Opener and title track oozes bratty, snotty irreverence, lighting trash cans and slipping laxatives into your teachers drink without a trace of ‘fucks given’, thick bass thuds with the classroom clock drudgery, before a ‘no regrets’ garage rock blast that seizes your inner delinquent. The grunge punch of ‘SuMmEr BrEaK’ vibrates with effortless cool, a paean to teen infatuation which burns for two and a half glorious minutes, with a chorus so insanely hooky your arm reaches for the repeat button like a sudden bout of alien hand syndrome.

Söderqvist’s affection for Weezer style power pop shines on ‘summer ’18’, 90s alt-rock riffs hit hard joyously, while an expert interplay between slacker indie and hardcore grapple together on ‘Grown-ups are KIDS’. Album finale ‘Lost in a Dreamworld’ is the cumulative and definitive statement on wasted youth, a rousing anthem for every future artist, thinker and musician who was too busy dreaming to care for the football they just missed, or the test paper vying for your attention with all its utter insignificance. Stirring production allows the song to grow and build, before drifting off with an electrifying solo and Siamese Dream majesty.

ShitKid’s immersion in their own nostalgia has yielded songs which celebrate and commiserate the universal experience of adolescence. [DETENTION] is an enthused and fiery kick of a record, which reignites the youthful rebel which society tries to extinguish.

PUSSYLIQUOR ‘PUSSYLIQUOR. what of it.’

‘Pure uncensored female rage’ is the mission objective of five-piece Brighton punk glitter grenade PUSSYLIQUOR, joining fellow wreckers of patriarchy Pink Kink, Glitoris, and Slut Magic, in the quest to give a collective, sparkly Doc Marten boot square in the balls of the male, pale, and stale.

Armed with a ‘don’t give give a fuck’ L7 attitude and a potent dose of Frankenchrist satire, PUSSYLIQUOR’s new EP PUSSYLIQUOR. what of it., out via their own label Revulva Records, continues their estrogen assault as first heard on 2017s 7″ Wonder, with even greater savagery. Their message is potent and unambiguous on the joyous opener ‘Lady Wank’, an unapologetic ruin of pleasure disparity and the miserable fumbling of boys who want sexy, but not sexual.
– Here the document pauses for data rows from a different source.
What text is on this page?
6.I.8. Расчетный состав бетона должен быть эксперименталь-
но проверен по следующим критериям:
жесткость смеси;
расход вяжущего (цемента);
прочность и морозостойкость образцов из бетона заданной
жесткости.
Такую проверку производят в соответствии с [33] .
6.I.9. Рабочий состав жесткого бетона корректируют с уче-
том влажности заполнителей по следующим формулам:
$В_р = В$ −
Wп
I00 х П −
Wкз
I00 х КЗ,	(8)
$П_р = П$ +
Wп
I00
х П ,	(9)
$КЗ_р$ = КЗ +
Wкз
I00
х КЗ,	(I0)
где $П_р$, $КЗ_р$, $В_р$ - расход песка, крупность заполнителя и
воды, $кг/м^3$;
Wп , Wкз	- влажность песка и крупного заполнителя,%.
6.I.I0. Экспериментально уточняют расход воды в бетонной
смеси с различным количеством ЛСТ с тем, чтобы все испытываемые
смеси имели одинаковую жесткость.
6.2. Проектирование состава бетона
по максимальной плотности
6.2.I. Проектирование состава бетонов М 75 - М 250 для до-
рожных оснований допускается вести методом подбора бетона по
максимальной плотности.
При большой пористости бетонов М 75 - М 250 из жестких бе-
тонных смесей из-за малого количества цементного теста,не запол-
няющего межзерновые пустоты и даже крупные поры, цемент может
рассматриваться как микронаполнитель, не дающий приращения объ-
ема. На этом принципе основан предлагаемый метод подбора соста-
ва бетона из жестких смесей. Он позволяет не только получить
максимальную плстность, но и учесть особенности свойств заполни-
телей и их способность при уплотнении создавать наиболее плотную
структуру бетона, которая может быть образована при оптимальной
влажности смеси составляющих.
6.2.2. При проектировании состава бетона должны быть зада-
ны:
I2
Rolling drums, orgasmic wails, and snarling guitar surrounds singer Ari Black’s declarations of ‘I can do it better than you‘, before dipping midway with a refractory period and thrashing again to an even bigger punk rock climax. ‘My Body. My Choice.’ is a garage rock anthem of autonomy against the agents of oppression for the MAGA red cap age, before the final affirmation of irreverence and gleeful transgression with the sing-a-long thrash of ‘C.U.N.T’.

PUSSYLIQUOR have delivered an EP which reminds you of the powerful and empowering tool punk rock can, and should, be. PUSSYLIQUOR. what of it. is a glorious and dangerous detonation to the musical and political reactionaries, where dismantling the old order can be colourful, fun, wild, and exciting.